The indoor courtyard of the Villa Kathrine has a marble mosaic reflecting pool and a second-floor balcony. (One Illinois/Zachary Sigelko)

The indoor courtyard of the Villa Kathrine has a marble mosaic reflecting pool and a second-floor balcony. (One Illinois/Zachary Sigelko)

Some say the villa was named for his mother. Another story was that he built it for a German woman he met in Africa and became engaged to — thus, perhaps, the “K” and the dropped “E” — but she might have died while he was having it constructed. In any case, she never showed up in Quincy to seal the deal.

Metz lived alone in the building along with his 200-pound mastiff, Bingo. When Bingo died in 1906, Metz supposedly buried him in the Villa Kathrine rose garden complete with a diamond-studded dog collar — a local yarn that has prompted its share of midnight grave-digging in the garden over the years.

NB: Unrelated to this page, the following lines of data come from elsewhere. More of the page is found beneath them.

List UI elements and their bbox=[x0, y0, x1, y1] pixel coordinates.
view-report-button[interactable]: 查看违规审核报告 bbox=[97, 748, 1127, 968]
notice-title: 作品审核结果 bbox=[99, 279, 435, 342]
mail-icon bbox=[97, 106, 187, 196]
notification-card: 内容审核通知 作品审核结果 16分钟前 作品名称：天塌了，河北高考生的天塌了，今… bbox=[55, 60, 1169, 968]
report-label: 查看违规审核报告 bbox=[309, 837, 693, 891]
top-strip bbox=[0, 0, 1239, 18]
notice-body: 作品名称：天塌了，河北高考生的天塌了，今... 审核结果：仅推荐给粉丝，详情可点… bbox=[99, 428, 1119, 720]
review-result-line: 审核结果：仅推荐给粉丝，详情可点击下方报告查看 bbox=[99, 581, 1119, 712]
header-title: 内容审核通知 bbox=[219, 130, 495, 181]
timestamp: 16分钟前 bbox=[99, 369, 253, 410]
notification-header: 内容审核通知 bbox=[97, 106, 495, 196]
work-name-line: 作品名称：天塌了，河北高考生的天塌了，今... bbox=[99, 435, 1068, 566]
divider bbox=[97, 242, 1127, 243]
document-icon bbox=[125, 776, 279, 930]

Another local story suggests that the place is haunted, and that the clitter-clatter of Bingo’s toenails can sometimes be heard on the tile floors.

Metz, however, supposedly never let a woman into the castle but for housekeepers and relatives, although he was also known to throw lavish dinner parties, so weigh one story against the other.

He was prevailed upon to sell it in 1912, apparently in something of a ruse involving a railroad that wanted to use the property for a rail yard, and the building almost immediately fell into disuse and disrepair. Metz lived out his days in various local hotels until dying from pneumonia in 1937.

Somehow, the building survived, and it was bought by the Quincy Park District, which still formally owns it, in 1955. In 1978, local preservationists calling themselves Friends of the Castle and led by the Quincy Jaycee-Ettes (now known as the Illinois Women of Today) formed a group to restore the building to its original state. (That group marked its 40th anniversary last year.) Restoration was pretty much completed in 1998, although work is of course ongoing.

In 1987, it became the official Quincy Tourist Information Center, located at 532 Gardner Expressway, and it continues to serve in that capacity today. It is open almost every day, including holidays, and its winter hours are 9 a.m. to 4 p.m. Monday through Saturday, 1 to 4 p.m. Sunday.

It remains something of a marvel: a Moroccan castle dropped down on the edge of Illinois overlooking the Mississippi River.